O dinamismo já citado de A Ascensão Skywalker demonstra certa pressa de Abrams em encerrar arcos com cenas que vão de um lado para o outro da galáxia - e sem tantas transições de tela, diga-se de passagem. Tratando-se de um grande encerramento, não há nada de surpreendente na abordagem. Mas, antes de finalizá-los, o diretor dá impulso a alguns (re)inícios que não são totalmente explicados, como o retorno de Palpatine (Ian McDiarmid). Mais do que em qualquer filme da saga Star Wars, este capítulo é movido pela ação e reação imediata, não pelo silêncio que diz tudo ou a absorção de diálogos longos e densos, que poderiam garantir uma imersão maior às perspectivas individuais de cada personagem.
Ao pegar o trem andando, o espectador precisa comprar todas as ideias impostas que já estão em plena execução. Não há tempo para reflexão; seja nas cenas mais agitadas como nas breves pausas do confronto final, frases e aparições que remetem à trilogia original surgem aos montes, entregando a dose de nostalgia necessária para carregar o enredo sem nunca tirar de vista a magnitude deste universo. Finn (John Boyega) e Poe (Oscar Isaac) são os regentes da guerra, por assim dizer, e atuam como guias a todos os locais e percalços até chegarmos ao duelo contra a Primeira Ordem. Duelo este que exemplifica a percepção de que a união se faz um a um, assim como a força.
Paralelamente à guerra, o tempo para segurar os grandes mistérios é realmente curto. Não que eles sejam entregues de forma pouco empenhada, mas é certo dizer que as escolhas feitas já devem ter passado pela cabeça de muitos fãs ao longo dos últimos anos. Isso não tira o impacto que é o de ver tais direcionamentos acontecendo de fato, mas nenhuma alternativa pode ser definida como ousada ou fora da curva (como muitos definem Os Últimos Jedi, por exemplo).

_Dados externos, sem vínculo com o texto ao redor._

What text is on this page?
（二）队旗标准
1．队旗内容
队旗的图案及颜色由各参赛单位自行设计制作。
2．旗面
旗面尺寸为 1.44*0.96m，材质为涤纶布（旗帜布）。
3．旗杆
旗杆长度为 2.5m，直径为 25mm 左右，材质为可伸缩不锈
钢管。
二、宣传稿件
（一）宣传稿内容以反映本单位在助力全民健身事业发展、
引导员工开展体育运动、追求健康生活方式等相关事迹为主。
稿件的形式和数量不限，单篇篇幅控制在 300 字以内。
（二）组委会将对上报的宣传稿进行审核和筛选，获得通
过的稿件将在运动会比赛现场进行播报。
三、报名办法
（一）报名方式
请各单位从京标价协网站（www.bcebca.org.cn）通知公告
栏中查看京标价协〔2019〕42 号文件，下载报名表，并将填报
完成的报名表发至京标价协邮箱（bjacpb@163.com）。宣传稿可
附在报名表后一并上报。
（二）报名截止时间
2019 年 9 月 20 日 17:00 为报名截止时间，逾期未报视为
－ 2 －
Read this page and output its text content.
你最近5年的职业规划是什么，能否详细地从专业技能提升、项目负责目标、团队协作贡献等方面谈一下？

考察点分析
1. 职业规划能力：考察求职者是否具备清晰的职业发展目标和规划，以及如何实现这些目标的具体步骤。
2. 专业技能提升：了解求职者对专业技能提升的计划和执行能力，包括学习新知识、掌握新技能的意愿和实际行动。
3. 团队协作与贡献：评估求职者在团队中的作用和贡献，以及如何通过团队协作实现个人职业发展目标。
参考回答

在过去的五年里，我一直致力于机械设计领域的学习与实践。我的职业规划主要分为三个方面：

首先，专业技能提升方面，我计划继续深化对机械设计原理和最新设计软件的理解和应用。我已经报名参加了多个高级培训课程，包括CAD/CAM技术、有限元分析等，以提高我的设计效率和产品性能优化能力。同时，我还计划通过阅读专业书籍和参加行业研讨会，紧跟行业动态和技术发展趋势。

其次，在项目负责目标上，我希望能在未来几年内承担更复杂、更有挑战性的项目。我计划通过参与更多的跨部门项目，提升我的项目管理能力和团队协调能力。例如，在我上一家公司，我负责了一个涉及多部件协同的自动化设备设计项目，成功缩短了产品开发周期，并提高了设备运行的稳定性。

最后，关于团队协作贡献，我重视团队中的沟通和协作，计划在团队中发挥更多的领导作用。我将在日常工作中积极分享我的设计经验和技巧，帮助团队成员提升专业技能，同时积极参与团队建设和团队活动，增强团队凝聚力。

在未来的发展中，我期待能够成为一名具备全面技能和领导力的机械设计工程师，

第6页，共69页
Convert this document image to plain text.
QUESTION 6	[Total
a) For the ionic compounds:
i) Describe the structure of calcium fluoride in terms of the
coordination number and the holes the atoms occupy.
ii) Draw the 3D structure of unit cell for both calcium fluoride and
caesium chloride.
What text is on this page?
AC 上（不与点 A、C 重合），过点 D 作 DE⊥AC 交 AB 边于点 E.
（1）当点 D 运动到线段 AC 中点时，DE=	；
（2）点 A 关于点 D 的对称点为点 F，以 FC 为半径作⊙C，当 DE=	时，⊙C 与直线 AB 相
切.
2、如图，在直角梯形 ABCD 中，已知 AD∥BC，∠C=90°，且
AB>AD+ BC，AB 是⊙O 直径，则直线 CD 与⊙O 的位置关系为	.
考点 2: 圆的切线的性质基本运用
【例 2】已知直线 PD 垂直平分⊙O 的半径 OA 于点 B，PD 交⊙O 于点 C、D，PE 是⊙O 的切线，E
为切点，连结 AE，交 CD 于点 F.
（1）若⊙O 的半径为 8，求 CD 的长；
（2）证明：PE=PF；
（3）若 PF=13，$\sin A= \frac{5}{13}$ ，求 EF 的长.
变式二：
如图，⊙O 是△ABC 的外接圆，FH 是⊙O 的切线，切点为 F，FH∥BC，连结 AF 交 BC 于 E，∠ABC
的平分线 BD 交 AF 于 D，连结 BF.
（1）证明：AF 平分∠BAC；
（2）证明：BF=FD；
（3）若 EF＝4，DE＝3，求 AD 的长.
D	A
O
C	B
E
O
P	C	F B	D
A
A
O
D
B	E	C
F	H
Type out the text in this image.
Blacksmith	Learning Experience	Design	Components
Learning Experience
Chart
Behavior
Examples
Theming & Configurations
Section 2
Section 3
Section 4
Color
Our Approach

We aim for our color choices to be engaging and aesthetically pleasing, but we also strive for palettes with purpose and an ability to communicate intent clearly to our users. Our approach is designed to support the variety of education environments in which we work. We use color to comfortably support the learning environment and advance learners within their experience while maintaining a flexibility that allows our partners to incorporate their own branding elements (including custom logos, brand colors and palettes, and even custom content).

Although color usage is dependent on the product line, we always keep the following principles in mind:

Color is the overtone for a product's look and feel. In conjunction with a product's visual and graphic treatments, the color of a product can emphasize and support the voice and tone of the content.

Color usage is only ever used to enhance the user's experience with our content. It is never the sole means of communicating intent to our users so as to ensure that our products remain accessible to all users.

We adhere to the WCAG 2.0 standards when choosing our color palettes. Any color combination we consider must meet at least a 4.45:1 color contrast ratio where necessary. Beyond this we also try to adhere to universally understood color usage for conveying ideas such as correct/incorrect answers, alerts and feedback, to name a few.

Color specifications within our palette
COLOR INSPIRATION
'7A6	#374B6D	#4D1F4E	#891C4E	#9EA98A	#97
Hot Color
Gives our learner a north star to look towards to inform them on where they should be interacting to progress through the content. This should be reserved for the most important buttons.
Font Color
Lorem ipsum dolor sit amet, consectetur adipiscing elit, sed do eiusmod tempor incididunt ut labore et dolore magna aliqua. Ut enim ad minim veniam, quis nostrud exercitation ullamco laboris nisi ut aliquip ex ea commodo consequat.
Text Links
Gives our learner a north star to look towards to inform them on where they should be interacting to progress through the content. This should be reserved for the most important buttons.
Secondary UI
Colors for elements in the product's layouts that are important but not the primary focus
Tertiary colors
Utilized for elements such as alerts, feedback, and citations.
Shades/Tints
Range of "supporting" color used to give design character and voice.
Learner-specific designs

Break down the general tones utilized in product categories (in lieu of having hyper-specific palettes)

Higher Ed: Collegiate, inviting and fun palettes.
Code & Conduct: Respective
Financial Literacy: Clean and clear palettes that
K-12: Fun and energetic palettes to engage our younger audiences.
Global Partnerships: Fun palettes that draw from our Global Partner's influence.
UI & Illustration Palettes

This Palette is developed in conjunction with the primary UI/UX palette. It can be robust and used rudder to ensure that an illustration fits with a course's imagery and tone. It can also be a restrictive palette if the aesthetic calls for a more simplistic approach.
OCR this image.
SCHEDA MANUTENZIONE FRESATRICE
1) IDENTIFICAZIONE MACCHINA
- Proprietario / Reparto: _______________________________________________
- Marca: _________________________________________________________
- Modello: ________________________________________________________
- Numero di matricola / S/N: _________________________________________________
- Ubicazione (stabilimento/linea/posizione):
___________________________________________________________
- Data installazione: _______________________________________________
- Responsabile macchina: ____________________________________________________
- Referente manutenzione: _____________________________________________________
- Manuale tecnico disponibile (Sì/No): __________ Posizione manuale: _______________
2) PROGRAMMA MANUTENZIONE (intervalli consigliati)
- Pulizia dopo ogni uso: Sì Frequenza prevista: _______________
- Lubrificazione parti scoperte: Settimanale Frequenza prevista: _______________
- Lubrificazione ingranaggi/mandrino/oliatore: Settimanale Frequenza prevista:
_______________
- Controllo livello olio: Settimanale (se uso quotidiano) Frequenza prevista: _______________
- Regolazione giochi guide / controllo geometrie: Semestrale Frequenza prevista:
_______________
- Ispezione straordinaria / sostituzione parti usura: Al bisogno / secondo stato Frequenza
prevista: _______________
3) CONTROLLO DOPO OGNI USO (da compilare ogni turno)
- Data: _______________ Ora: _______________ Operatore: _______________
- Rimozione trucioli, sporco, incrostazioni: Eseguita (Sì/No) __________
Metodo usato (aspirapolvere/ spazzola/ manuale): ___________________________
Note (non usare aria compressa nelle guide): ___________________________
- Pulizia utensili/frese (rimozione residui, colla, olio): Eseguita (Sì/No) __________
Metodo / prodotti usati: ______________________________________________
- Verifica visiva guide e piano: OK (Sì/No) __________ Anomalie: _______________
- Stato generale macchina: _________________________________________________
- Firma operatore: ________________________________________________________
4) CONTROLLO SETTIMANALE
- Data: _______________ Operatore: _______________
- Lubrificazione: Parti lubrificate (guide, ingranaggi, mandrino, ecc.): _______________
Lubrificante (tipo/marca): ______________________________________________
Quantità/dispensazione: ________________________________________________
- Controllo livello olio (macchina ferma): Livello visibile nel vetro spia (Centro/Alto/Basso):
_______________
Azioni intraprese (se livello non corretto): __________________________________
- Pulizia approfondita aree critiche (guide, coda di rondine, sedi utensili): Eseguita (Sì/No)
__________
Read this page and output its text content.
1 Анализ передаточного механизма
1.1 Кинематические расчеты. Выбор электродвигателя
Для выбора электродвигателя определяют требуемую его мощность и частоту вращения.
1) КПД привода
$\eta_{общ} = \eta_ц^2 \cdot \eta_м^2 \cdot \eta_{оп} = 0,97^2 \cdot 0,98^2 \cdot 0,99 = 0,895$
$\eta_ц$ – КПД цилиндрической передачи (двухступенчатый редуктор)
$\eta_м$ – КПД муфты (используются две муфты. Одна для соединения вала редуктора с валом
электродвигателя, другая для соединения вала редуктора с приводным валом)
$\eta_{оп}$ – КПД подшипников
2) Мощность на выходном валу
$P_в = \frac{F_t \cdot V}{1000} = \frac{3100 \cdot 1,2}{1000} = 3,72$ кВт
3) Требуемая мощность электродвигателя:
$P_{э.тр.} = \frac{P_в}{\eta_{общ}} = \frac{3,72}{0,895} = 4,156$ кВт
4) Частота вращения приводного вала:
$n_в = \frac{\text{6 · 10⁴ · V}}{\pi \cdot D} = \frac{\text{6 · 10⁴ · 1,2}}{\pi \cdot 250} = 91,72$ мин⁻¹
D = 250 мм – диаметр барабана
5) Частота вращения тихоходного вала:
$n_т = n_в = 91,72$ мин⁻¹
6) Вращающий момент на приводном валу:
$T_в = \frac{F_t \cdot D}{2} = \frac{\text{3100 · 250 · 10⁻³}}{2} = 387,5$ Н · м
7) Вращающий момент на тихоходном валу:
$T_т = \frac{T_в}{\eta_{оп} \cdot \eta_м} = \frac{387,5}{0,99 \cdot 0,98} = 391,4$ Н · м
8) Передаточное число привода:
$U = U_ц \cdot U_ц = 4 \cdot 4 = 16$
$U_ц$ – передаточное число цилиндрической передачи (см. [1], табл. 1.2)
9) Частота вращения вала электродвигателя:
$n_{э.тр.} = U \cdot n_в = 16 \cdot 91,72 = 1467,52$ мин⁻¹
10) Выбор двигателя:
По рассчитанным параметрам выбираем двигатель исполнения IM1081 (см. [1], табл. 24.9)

Mas a direção de Abrams contempla um resultado interessante e realmente genuíno ao envolver Rey e Kylo, as peças-chave para a trilogia, e encerra seus arcos aproveitando bastante a dinâmica entre Ridley e Driver, bem como as emoções e os conflitos vivenciados por ambos até aqui.
Dividindo o protagonismo com louvor, é interessante ver como ambos são tão diferentes e, ainda assim, complementares em ideias e temores internos. O ponto alto de toda a nova trilogia culmina no relacionamento entre Rey e Kylo, que acaba por ser o elemento mais próximo do existencialismo. Ainda mais do que a Força em si, dúvidas, medos e bravura em uníssono comprovam que ainda há de se aproveitar a verdadeira essência do que George Lucas idealizou: a chance de moldar seu próprio destino mesmo quando tudo aponta para o contrário.
A Ascensão Skywalker garante ótimos momentos ao longo da projeção graças ao cuidado de Abrams em traçar uma jornada visualmente impressionante e, por que não?, a um caprichoso fan-service. Apesar de se ater a algumas soluções um tanto óbvias e à familiaridade deste universo que se expande cada vez mais, o longa pode não se aventurar tanto nas incógnitas da galáxia ou entregar duelos tão épicos quanto os anteriores, mas ao menos se mantém fiel ao que introduziu há tantos anos. Como homenagem, funciona por dar espaço aos antigos e aos novos; como conclusão, por administrar (ainda que com certa urgência) tantos núcleos que, por fim, tornam-se paralelos. O nome Skywalker deixou de ser apenas um nome há muito tempo. Além de sempre ter ressoado pelas galáxias como o significado de esperança, agora também pode ser relacionado à liberdade de simplesmente ser.